Bug 1456943 - Build failures due to conflict in container name
Summary: Build failures due to conflict in container name
Keywords:
Status: CLOSED INSUFFICIENT_DATA
Alias: None
Product: OpenShift Container Platform
Classification: Red Hat
Component: Containers
Version: 3.6.0
Hardware: Unspecified
OS: Unspecified
unspecified
medium
Target Milestone: ---
: 3.7.0
Assignee: Jhon Honce
QA Contact: DeShuai Ma
URL:
Whiteboard: aos-scalability-36
Depends On:
Blocks:
TreeView+ depends on / blocked
 
Reported: 2017-05-30 17:30 UTC by Vikas Laad
Modified: 2017-09-25 13:19 UTC (History)
7 users (show)

Fixed In Version:
Doc Type: If docs needed, set a value
Doc Text:
Clone Of:
Environment:
Last Closed: 2017-09-22 16:33:14 UTC
Target Upstream Version:
Embargoed:


Attachments (Terms of Use)
compute node logs (1.25 MB, application/zip)
2017-05-30 17:33 UTC, Vikas Laad
no flags Details
describe build pod (4.36 KB, text/plain)
2017-06-01 14:30 UTC, Vikas Laad
no flags Details
describe node (5.96 KB, text/plain)
2017-06-01 14:31 UTC, Vikas Laad
no flags Details
oc get raw output (264.57 KB, text/plain)
2017-06-01 14:31 UTC, Vikas Laad
no flags Details

Description Vikas Laad 2017-05-30 17:30:37 UTC
Description of problem:
Builds are failing due to conflict in container name

rpc error: code = 2 desc = Error response from daemon: {"message":"Conflict. The name \"/k8s_sti-build_cakephp-mysql-example-26-build_proj27_f0d04e4c-455a-11e7-9b8e-02ca84fd3e44_0\" is already in use by container e0d916b0ba24721582405d5517cb1408049310e6d18dc35b66b782c19b7fee18. You have to remove (or rename) that container to be able to reuse that name."}   0          10m

oc logs for pod show following
Error from server (BadRequest): container "sti-build" in pod "cakephp-mysql-example-26-build" is waiting to start: rpc error: code = 2 desc = Error response from daemon: {"message":"Conflict.
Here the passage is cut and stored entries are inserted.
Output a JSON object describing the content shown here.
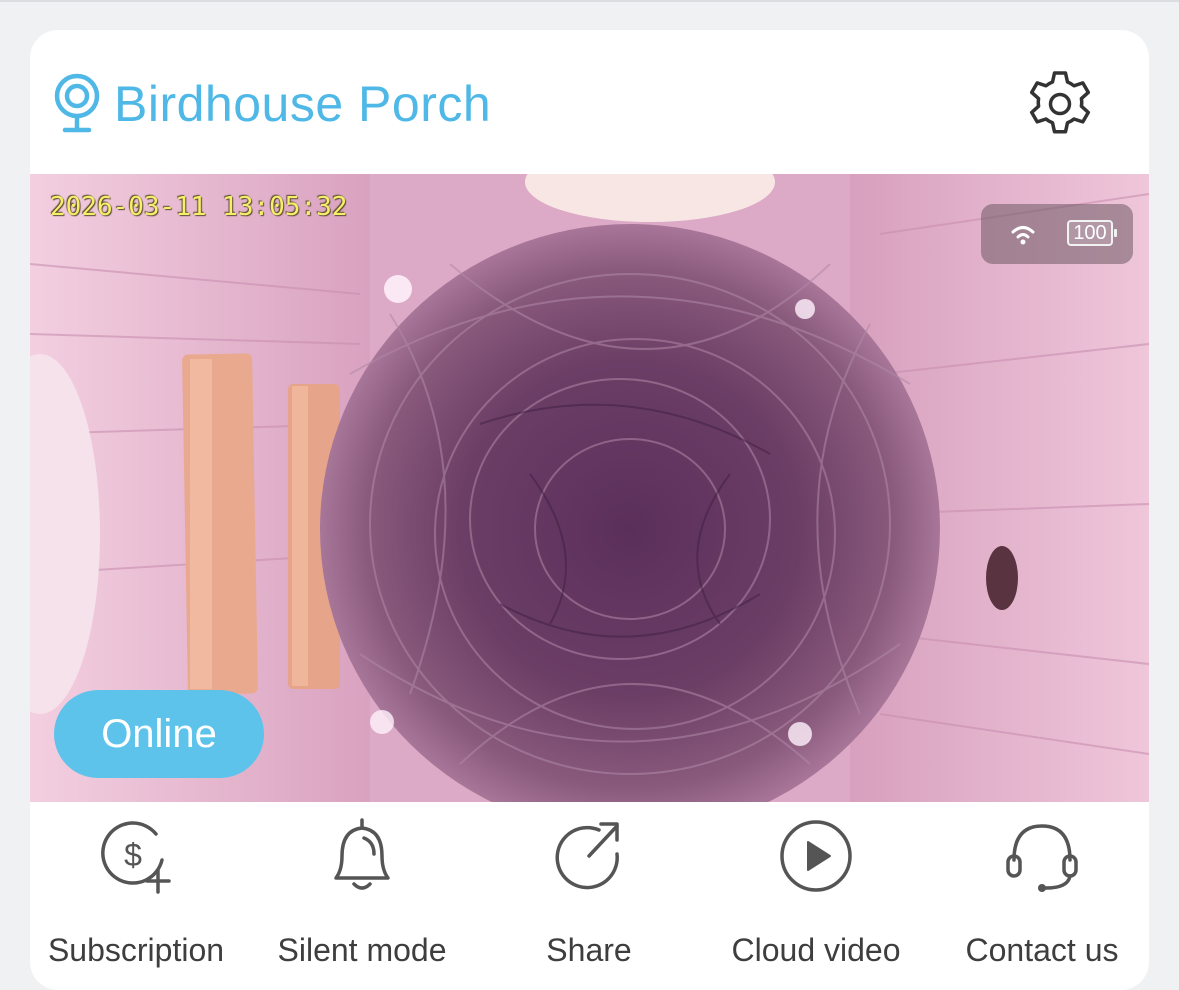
{
  "header": {
    "title": "Birdhouse Porch",
    "camera_icon": "webcam-icon",
    "settings_icon": "gear-icon",
    "accent_color": "#4fb8e6"
  },
  "video": {
    "timestamp": "2026-03-11  13:05:32",
    "wifi_icon": "wifi-icon",
    "battery_level": "100",
    "status": "Online",
    "status_color": "#5ec3ea"
  },
  "toolbar": {
    "items": [
      {
        "label": "Subscription",
        "icon": "dollar-plus-icon"
      },
      {
        "label": "Silent mode",
        "icon": "bell-icon"
      },
      {
        "label": "Share",
        "icon": "share-icon"
      },
      {
        "label": "Cloud video",
        "icon": "play-circle-icon"
      },
      {
        "label": "Contact us",
        "icon": "headset-icon"
      }
    ]
  }
}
The name \"/k8s_sti-build_cakephp-mysql-example-26-build_proj22_f0dd6098-455a-11e7-9b8e-02ca84fd3e44_0\" is already in use by container 7f8d403b92c7db283dfc8cb18744897ad068378c12e01c497f54f609abb24f38. You have to remove (or rename) that container to be able to reuse that name."}


Version-Release number of selected component (if applicable):
openshift v3.6.79
kubernetes v1.6.1+5115d708d7
etcd 3.1.0


Client:
 Version:         1.12.6
 API version:     1.24
 Package version: docker-1.12.6-28.git1398f24.el7.x86_64
 Go version:      go1.7.4
 Git commit:      1398f24/1.12.6
 Built:           Wed May 17 01:16:44 2017
 OS/Arch:         linux/amd64

Server:
 Version:         1.12.6
 API version:     1.24
 Package version: docker-1.12.6-28.git1398f24.el7.x86_64
 Go version:      go1.7.4
 Git commit:      1398f24/1.12.6
 Built:           Wed May 17 01:16:44 2017

How reproducible:
Running 30 concurrent builds on 2 m4.xlarge compute nodes.

Actual results:
Builds fail due to the error.

Expected results:
Builds should pass.

Additional info:
Attaching node logs

Comment 1 Vikas Laad 2017-05-30 17:33:02 UTC
Created attachment 1283508 [details]
compute node logs

Comment 2 Derek Carr 2017-06-01 02:29:39 UTC
the issue is that the attempt to create a pod sandbox is timing out when interacting with the docker runtime.  this is demonstrated with all of the "operation timeout: context deadline exceeded" errors throughout the logs.  this typically is symptomatic of an overwhelmed docker daemon.

how many concurrent pods are running on this node?

how many of those pods are builds (it sounds like ~30 but are they spread across different nodes)?

what are the resource requirements for the build pods in this scenario?
 
did this scenario work in earlier versions of the product?  i.e. have we ever been able to support 30 concurrent build pods in this environment?  is 30 a tipping point, and things worked great with 10, 20, 25, etc?  it would be good to have metrics data collected for some of the fields i reference below to know where the system actually tips over with longer tail latency in these types of bug reports.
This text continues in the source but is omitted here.